Saturday, October 17, 2009

The Application of Thought to Textual Criticism

Today I stumbled upon "The Application of Thought to Textual Criticism" by A.E. Housman, written in 1921. I think I enjoy Housman's various papers and letters even more than his poetry, and I found this work to be a particularly refreshing and level-headed view of things. This will be of interest only to a few, but those few who are intrigued by this snippet would do well to read the whole of it (linked above).

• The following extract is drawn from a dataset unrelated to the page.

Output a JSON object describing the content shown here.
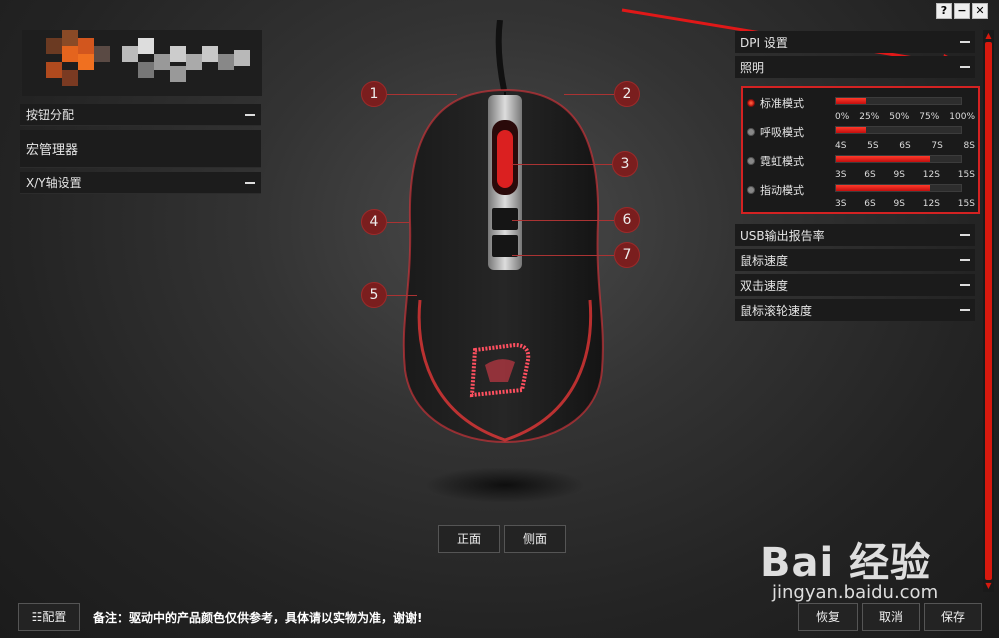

[Textual criticism] is not a sacred mystery. It is purely a matter of reason and of common sense. We exercise textual criticism whenever we notice and correct a misprint. A man who possesses common sense and the use of reason must not expect to learn from treatises or lectures on textual criticism anything that he could not, with leisure and industry, find out for himself. What the lectures and treatises can do for him is to save him time and trouble by presenting to him immediately considerations which would in any case occur to him sooner or later. And whatever he reads about textual criticism in books, or hears at lectures, he should test by reason and common sense, and reject everything which conflicts with either as mere hocus-pocus.

[...]

Textual criticism, like most other sciences, is an aristocratic affair, not communicable to all men, nor to most men. Not to be a textual critic is no reproach to anyone, unless he pretends to be what he is not. To be a textual critic requires aptitude for thinking and willingness to think; and though it also requires other things, those things are supplements and cannot be substitutes. Knowledge is good, method is good, but one thing beyond all others is necessary; and that is to have a head, not a pumpkin, on your shoulders and brains, not pudding, in your head.